Les exportations de services et du tourisme en particulier ont souffert de la parité élevée du dollar néo-zélandais en 2013. Le taux de change de la devise néo-zélandaise, qui était sur une tendance haussière depuis 2009, affiche depuis mi-2011 une volatilité qui affecte aussi le secteur des matières agricoles lorsque la devise locale s’apprécie (conversion en NZ$ des revenus des exportations libellées en US$). Le changement annoncé de politique monétaire aux États-Unis a un effet positif sur la devise locale qui depuis juin 2013 s’ajuste à la baisse, renforçant la compétitivité nationale. En conséquence, l’activité touristique devrait être orientée à la hausse en 2014. Le tourisme constitue le second poste d’exportation du pays (15% des exports). Le déficit courant se réduira donc légèrement en 2014. Les investissements directs étrangers représentent environ 2% du PIB, ce qui est insuffisant pour couvrir le déficit. La dette extérieure continuera de croître (75% du PIB). Afin de réduire le besoin de financement lié au poids de la dette, la Nouvelle Zélande cherche à augmenter le niveau d’épargne national (14% du PIB contre 19% en moyenne pour les économies avancées). L’assainissement des finances publiques est en cours afin de restaurer l’excédent d’avant crise (2008 : +1,5% du PIB). Cet ajustement doit passer par une réduction des dépenses publiques de 6% du PIB d’ici 4 ans. Le niveau de dette publique est toutefois inférieur à 40% du PIB, très en dessous de la moyenne des pays de l’OCDE (103%) et n’inspire pas à l’inquiétude. Par ailleurs, le système bancaire, dominé par des banques australiennes, affiche de bons ratios de capitalisation (13% des actifs pondérés). Les créances douteuses ne représentent que 2% des prêts. Toutefois, plusieurs points incitent à la prudence. Tout d’abord, le niveau des prêts est considérable relativement aux dépôts (145%). Ensuite, la part des prêts immobiliers est en forte augmentation.

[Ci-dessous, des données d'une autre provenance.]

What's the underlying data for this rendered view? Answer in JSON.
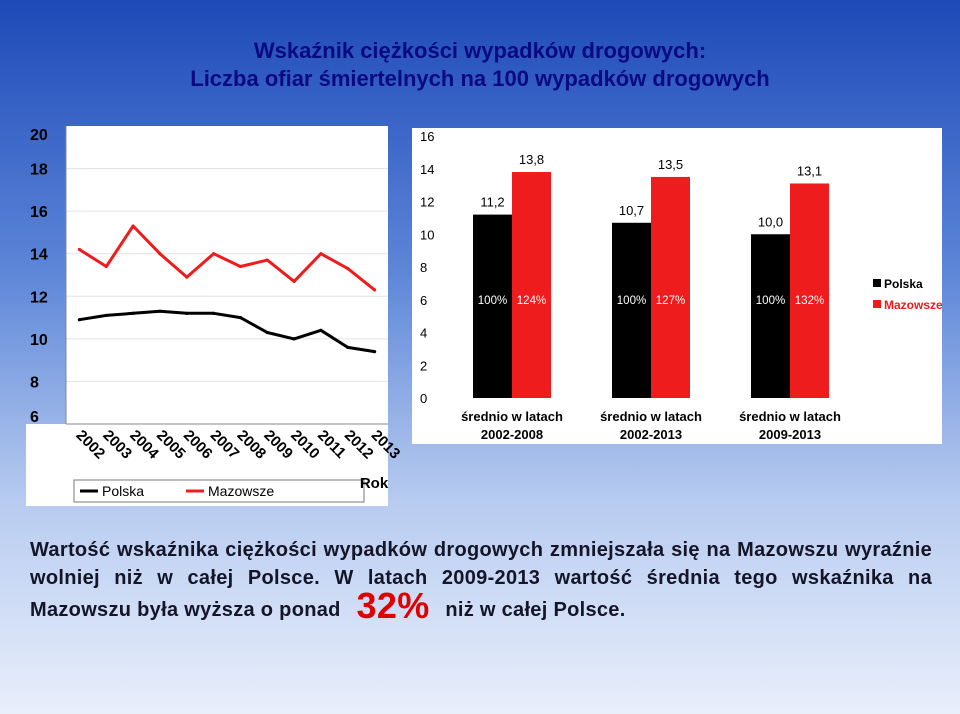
{
  "title_line1": "Wskaźnik ciężkości wypadków drogowych:",
  "title_line2": "Liczba ofiar śmiertelnych na 100 wypadków drogowych",
  "colors": {
    "polska": "#000000",
    "mazowsze": "#ee1c1c",
    "title": "#0a0a80",
    "highlight": "#e00000"
  },
  "chart_data": [
    {
      "type": "line",
      "x": [
        "2002",
        "2003",
        "2004",
        "2005",
        "2006",
        "2007",
        "2008",
        "2009",
        "2010",
        "2011",
        "2012",
        "2013"
      ],
      "series": [
        {
          "name": "Polska",
          "values": [
            10.9,
            11.1,
            11.2,
            11.3,
            11.2,
            11.2,
            11.0,
            10.3,
            10.0,
            10.4,
            9.6,
            9.4
          ]
        },
        {
          "name": "Mazowsze",
          "values": [
            14.2,
            13.4,
            15.3,
            14.0,
            12.9,
            14.0,
            13.4,
            13.7,
            12.7,
            14.0,
            13.3,
            12.3
          ]
        }
      ],
      "xlabel": "Rok",
      "ylim": [
        6,
        20
      ],
      "yticks": [
        "6",
        "8",
        "10",
        "12",
        "14",
        "16",
        "18",
        "20"
      ],
      "legend_placement": "bottom",
      "grid": true
    },
    {
      "type": "bar",
      "categories": [
        [
          "średnio w latach",
          "2002-2008"
        ],
        [
          "średnio w latach",
          "2002-2013"
        ],
        [
          "średnio w latach",
          "2009-2013"
        ]
      ],
      "series": [
        {
          "name": "Polska",
          "values": [
            11.2,
            10.7,
            10.0
          ],
          "value_labels": [
            "11,2",
            "10,7",
            "10,0"
          ],
          "pct_labels": [
            "100%",
            "100%",
            "100%"
          ]
        },
        {
          "name": "Mazowsze",
          "values": [
            13.8,
            13.5,
            13.1
          ],
          "value_labels": [
            "13,8",
            "13,5",
            "13,1"
          ],
          "pct_labels": [
            "124%",
            "127%",
            "132%"
          ]
        }
      ],
      "ylim": [
        0,
        16
      ],
      "yticks": [
        "0",
        "2",
        "4",
        "6",
        "8",
        "10",
        "12",
        "14",
        "16"
      ],
      "legend_placement": "right",
      "grid": false
    }
  ],
  "text": {
    "before": "Wartość wskaźnika ciężkości wypadków drogowych zmniejszała się na Mazowszu wyraźnie wolniej niż w całej Polsce. W latach 2009-2013 wartość średnia tego wskaźnika na Mazowszu była wyższa o ponad",
    "highlight": "32%",
    "after": "niż w całej Polsce."
  }
}
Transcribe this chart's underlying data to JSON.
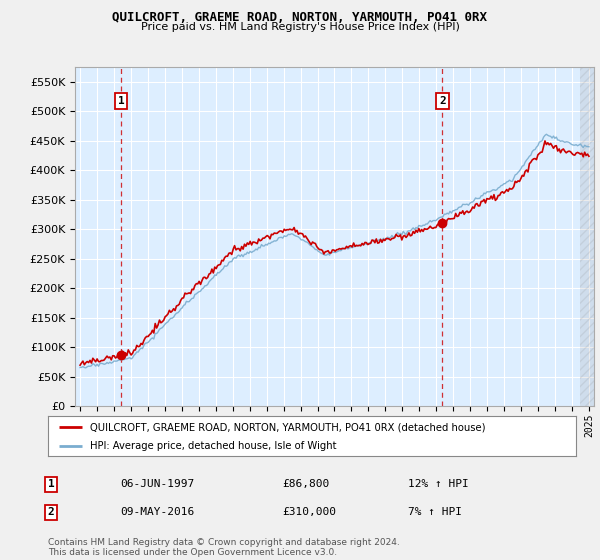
{
  "title": "QUILCROFT, GRAEME ROAD, NORTON, YARMOUTH, PO41 0RX",
  "subtitle": "Price paid vs. HM Land Registry's House Price Index (HPI)",
  "legend_line1": "QUILCROFT, GRAEME ROAD, NORTON, YARMOUTH, PO41 0RX (detached house)",
  "legend_line2": "HPI: Average price, detached house, Isle of Wight",
  "footer": "Contains HM Land Registry data © Crown copyright and database right 2024.\nThis data is licensed under the Open Government Licence v3.0.",
  "point1_date": "06-JUN-1997",
  "point1_price": "£86,800",
  "point1_hpi": "12% ↑ HPI",
  "point1_x": 1997.43,
  "point1_y": 86800,
  "point2_date": "09-MAY-2016",
  "point2_price": "£310,000",
  "point2_hpi": "7% ↑ HPI",
  "point2_x": 2016.36,
  "point2_y": 310000,
  "red_color": "#cc0000",
  "blue_color": "#7aadcf",
  "plot_bg": "#ddeeff",
  "bg_color": "#f0f0f0",
  "grid_color": "#ffffff",
  "ylim": [
    0,
    575000
  ],
  "xlim_start": 1994.7,
  "xlim_end": 2025.3,
  "yticks": [
    0,
    50000,
    100000,
    150000,
    200000,
    250000,
    300000,
    350000,
    400000,
    450000,
    500000,
    550000
  ],
  "xticks": [
    1995,
    1996,
    1997,
    1998,
    1999,
    2000,
    2001,
    2002,
    2003,
    2004,
    2005,
    2006,
    2007,
    2008,
    2009,
    2010,
    2011,
    2012,
    2013,
    2014,
    2015,
    2016,
    2017,
    2018,
    2019,
    2020,
    2021,
    2022,
    2023,
    2024,
    2025
  ]
}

Pour répondre à ce nouveau risque, la banque centrale a procédé au relèvement minimum des fonds propres que les banques doivent détenir pour les emprunts hypothécaires. Enfin, les banques sont très concentrées puisque quatre grandes banques se partagent la quasi-totalité du marché.

Forte stabilité politique

Des élections générales ont lieu en novembre 2014. Elles engendreront peu de changements. Le système électoral est celui de la représentation proportionnelle mixte qui permet aux électeurs de voter pour un candidat et un parti indépendamment. Premier ministre depuis 2008, John Key (libéral conservateur), est toujours populaire. Son parti (Parti National) devrait de nouveau remporter les élections. La Nouvelle Zélande possède les indicateurs de gouvernance parmi les mieux évalués par la banque mondiale. Elle est par exemple en seconde place en matière de respect des lois ou de lutte contre la corruption. Il existe cependant d’avantage d’inégalités sociales en Nouvelle Zélande que dans le reste de l’OCDE en moyenne. L’amélioration de la situation de minorités comme les Maoris en matière d’éducation, d’accès au soin ou de protection sociale est essentielle afin de réduire ces inégalités.